Los fariseos y escribas
dicen: “Moisés nos ordenó apedrear a
esta clase de mujeres. ¿Tú, pues, qué
dices?”. Apedrear a una persona era
lanzarle piedras, matarla a pedradas. Era una muerte humillante y deshonrosa.
Pero, si vemos la cuestión fríamente, los escribas y fariseos ya habían apedreado a la mujer, antes de
siquiera lanzarle la primera piedra. De hecho, los fariseos y escribas vivían
apedreando a la gente, independientemente de que fuera sorprendida cometiendo
un pecado o no.
Piense por ejemplo
en cómo los fariseos llamaban a la gente que no era rica y de poder económico,
político, religioso o social. Le llamaban “gente de la tierra”, o le llamaban “maldita”.

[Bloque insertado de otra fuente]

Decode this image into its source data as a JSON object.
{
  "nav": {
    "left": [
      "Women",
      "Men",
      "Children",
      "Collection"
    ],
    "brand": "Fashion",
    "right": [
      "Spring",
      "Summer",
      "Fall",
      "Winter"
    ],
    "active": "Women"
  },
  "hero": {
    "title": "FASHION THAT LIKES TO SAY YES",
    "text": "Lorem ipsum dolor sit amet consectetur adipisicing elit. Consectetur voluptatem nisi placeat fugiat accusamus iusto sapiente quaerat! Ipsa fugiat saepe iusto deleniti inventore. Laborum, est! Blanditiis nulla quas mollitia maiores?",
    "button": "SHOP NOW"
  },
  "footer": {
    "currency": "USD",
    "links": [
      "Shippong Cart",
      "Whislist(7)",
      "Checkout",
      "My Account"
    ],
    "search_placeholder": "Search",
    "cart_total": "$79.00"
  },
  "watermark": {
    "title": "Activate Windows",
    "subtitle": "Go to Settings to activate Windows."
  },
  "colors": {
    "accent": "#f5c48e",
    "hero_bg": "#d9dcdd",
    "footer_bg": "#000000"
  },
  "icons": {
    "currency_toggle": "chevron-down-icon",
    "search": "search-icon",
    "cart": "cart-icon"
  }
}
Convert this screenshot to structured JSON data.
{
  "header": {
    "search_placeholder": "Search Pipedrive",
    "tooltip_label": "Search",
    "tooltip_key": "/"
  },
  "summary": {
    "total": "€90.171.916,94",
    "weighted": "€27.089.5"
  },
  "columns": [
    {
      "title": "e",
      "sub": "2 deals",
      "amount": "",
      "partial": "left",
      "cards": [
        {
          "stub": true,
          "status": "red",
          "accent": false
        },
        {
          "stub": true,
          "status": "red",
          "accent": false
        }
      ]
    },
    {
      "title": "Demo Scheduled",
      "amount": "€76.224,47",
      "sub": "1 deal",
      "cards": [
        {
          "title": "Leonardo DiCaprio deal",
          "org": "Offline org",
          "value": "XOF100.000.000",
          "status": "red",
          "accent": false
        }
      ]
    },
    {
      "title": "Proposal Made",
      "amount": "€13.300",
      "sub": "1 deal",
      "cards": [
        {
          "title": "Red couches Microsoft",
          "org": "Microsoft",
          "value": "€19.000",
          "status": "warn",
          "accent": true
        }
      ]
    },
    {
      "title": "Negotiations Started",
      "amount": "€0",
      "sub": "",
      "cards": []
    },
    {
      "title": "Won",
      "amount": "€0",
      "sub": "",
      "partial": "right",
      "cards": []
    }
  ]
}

¿No cree usted que el que le llamen “maldito” es de por sí como si le arrojaran
piedras, pero verbalmente?
El punto es que
para estos “maestros”, cualquier
hombre o mujer, era alguien sin valor, indigno a los ojos de Dios. Y parece
que, morbosamente, se deleitaban en ver caída o en una situación incómoda a una
persona, en este caso, a una mujer sorprendida cometiendo adulterio. ¿Tirarle
piedras? Vivían haciendo eso con todo el mundo.
Pero,
particularmente, su mezquindad espiritual se expone de manera clara en este
caso. La persona era una mujer. Y no una mujer cualquiera, sino una mujer de la
peor calaña: una adúltera. ¿Qué hicieron ellos como “maestros” para enseñar a
la mujer o a su esposo cómo formar una pareja sólida? ¿Qué hacían ellos para
contribuir a incrementar la espiritualidad de la gente y motivarla a servir a
Dios?
Nada.
Pero ahí estaban,
confrontando a Jesús, retándolo, tratando de dejarlo en descrédito como Maestro. Y qué mejor manera de hacerlo
que poniéndolo en una situación comprometedora, con una mujer como carne de
cañón.
Jesús se inclinó, y
con el dedo escribía en la tierra. Pero como insistían en preguntar, Jesús se
enderezó y les dijo: “El que de ustedes esté sin pecado, sea el primero en
tirarle una piedra”. E inclinándose de nuevo, escribía en la tierra. Al oír
ellos esto, se fueron retirando uno a uno comenzando por los de mayor edad, y
dejaron solo a Jesús y a la mujer que estaba en medio. Enderezándose Jesús, le
dijo: “Mujer, ¿dónde están ellos? ¿Ninguno te ha condenado?”
“Ninguno, Señor,”
respondió ella. Entonces Jesús le dijo: “Yo tampoco te condeno. Vete; y desde
ahora no peques más”.
Fin del asunto.
Ahora bien, Jesús pudo haber dado un largo sermón sobre moral. ¿Qué es moral?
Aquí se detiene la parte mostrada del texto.